On Sep 1, 2009, at 9:36 PM, Ross Singer <[log in to unmask]> wrote:
> On Tue, Sep 1, 2009 at 7:51 PM, Edward M.
> Corrado<[log in to unmask]> wrote:
>> Thus I have to believe them that they did not have a compromised
>> server and instead they had a hardware failure. I have no idea why
>> they couldn't just restore from backup which would at least gotten
>> them back to where they were from the last backup (which presumably
>> was at most a week ago, if not someone should have a lot of
>> to do to someone).
> I didn't want to join this speculation party, but here goes.
> It's quite possible that part of the problem here is that the
> "significant hardware failure" meant that the replacement was a
> completely different architecture (let's say for argument's sakes that
> the server that failed was AS/400 and the replacement was Solaris on
> an Intel server) because IT policy (or, you know, reality) dictated
> that the old hardware would be replaced if it failed.

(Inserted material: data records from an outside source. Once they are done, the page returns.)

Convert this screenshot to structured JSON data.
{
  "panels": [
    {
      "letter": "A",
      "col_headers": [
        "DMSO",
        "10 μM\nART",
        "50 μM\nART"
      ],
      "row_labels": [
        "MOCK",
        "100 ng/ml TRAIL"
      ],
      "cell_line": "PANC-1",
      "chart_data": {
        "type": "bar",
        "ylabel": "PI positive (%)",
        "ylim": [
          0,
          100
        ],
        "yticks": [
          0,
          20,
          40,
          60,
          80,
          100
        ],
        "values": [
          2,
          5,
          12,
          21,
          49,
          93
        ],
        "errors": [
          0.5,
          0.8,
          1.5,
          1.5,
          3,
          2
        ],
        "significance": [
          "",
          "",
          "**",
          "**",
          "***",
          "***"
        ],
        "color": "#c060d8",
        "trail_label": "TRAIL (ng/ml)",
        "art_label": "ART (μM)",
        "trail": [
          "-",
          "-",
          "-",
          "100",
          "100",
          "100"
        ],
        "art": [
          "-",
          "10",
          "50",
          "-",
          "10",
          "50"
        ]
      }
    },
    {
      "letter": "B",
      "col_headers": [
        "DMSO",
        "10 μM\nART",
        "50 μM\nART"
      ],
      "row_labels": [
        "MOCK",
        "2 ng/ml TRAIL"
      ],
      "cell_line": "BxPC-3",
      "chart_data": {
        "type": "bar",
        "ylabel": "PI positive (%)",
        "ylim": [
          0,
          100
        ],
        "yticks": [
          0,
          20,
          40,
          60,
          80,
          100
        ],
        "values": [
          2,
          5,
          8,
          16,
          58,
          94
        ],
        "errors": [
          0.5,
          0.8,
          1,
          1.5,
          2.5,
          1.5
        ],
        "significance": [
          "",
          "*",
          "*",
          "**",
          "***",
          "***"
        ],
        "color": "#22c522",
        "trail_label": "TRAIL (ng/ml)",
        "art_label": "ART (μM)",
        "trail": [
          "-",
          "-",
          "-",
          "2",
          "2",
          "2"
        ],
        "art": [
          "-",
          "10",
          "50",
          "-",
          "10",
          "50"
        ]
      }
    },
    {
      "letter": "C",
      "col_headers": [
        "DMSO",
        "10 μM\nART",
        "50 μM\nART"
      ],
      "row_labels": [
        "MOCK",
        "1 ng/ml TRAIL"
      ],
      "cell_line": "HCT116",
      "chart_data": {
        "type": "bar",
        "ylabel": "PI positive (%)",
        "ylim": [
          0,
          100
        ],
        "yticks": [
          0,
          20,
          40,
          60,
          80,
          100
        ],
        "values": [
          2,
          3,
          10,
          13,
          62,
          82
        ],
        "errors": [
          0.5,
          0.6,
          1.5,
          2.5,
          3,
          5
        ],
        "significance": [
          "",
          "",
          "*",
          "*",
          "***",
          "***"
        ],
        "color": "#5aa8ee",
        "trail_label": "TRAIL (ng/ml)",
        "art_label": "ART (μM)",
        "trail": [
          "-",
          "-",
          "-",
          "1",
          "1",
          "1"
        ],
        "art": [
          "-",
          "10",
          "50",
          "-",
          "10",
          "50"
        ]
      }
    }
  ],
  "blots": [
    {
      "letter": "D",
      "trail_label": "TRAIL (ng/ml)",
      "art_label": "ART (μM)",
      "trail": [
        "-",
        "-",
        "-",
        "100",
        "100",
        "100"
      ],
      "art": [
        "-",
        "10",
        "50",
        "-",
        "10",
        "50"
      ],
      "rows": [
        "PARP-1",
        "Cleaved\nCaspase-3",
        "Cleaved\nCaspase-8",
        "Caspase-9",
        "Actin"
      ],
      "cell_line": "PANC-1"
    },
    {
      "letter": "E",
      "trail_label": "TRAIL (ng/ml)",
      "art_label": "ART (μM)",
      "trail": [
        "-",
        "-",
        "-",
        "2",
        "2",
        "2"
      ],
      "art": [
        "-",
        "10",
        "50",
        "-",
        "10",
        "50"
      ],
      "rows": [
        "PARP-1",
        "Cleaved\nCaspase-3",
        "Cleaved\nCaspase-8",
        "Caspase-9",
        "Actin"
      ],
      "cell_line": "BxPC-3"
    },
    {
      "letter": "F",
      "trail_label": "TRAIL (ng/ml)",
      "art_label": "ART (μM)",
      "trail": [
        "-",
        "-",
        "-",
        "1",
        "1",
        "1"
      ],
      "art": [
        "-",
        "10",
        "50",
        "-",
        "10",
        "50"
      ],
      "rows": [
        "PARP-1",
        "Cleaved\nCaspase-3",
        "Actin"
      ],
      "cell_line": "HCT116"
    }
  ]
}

> So then we're not just talking about backing up from tape -- things
> need to be compiled -- there are perhaps problems with legacy C
> libraries, character sets, *whatever*.
> When I was working at Emory, we had a grant funded project that
> indexed a handful of collections of SGML EAD files in an app called
> iSearch (http://www.etymon.com/tr.html#). When the (admittedly
> neglected) VA Linux server it ran on had a major problem it was
> insanely non-trivial to get this completely orphaned application
> running in a contemporary operating system (in this case, RedHat).
> Old versions of iSearch /would not under any circumstances/ compile --
> new ones couldn't read the old data. The application was down for --
> I don't know -- months, IIRC. Granted, this was nowhere near the
> priority of GPO's PURL server -- but you can't stop time to solve
> these sorts of Catch-22s, either.
> Things happen. Catastrophes generally have the added advantage of
> ensuring they don't happen again for a while.
For arguments sake, let's say youe speculation is correct. In this
case this would be a huge management failure. If you are running a
major service you need to plan for hardware failure. This isn't rocket
science, this is sysadmin 101. Hardware fails.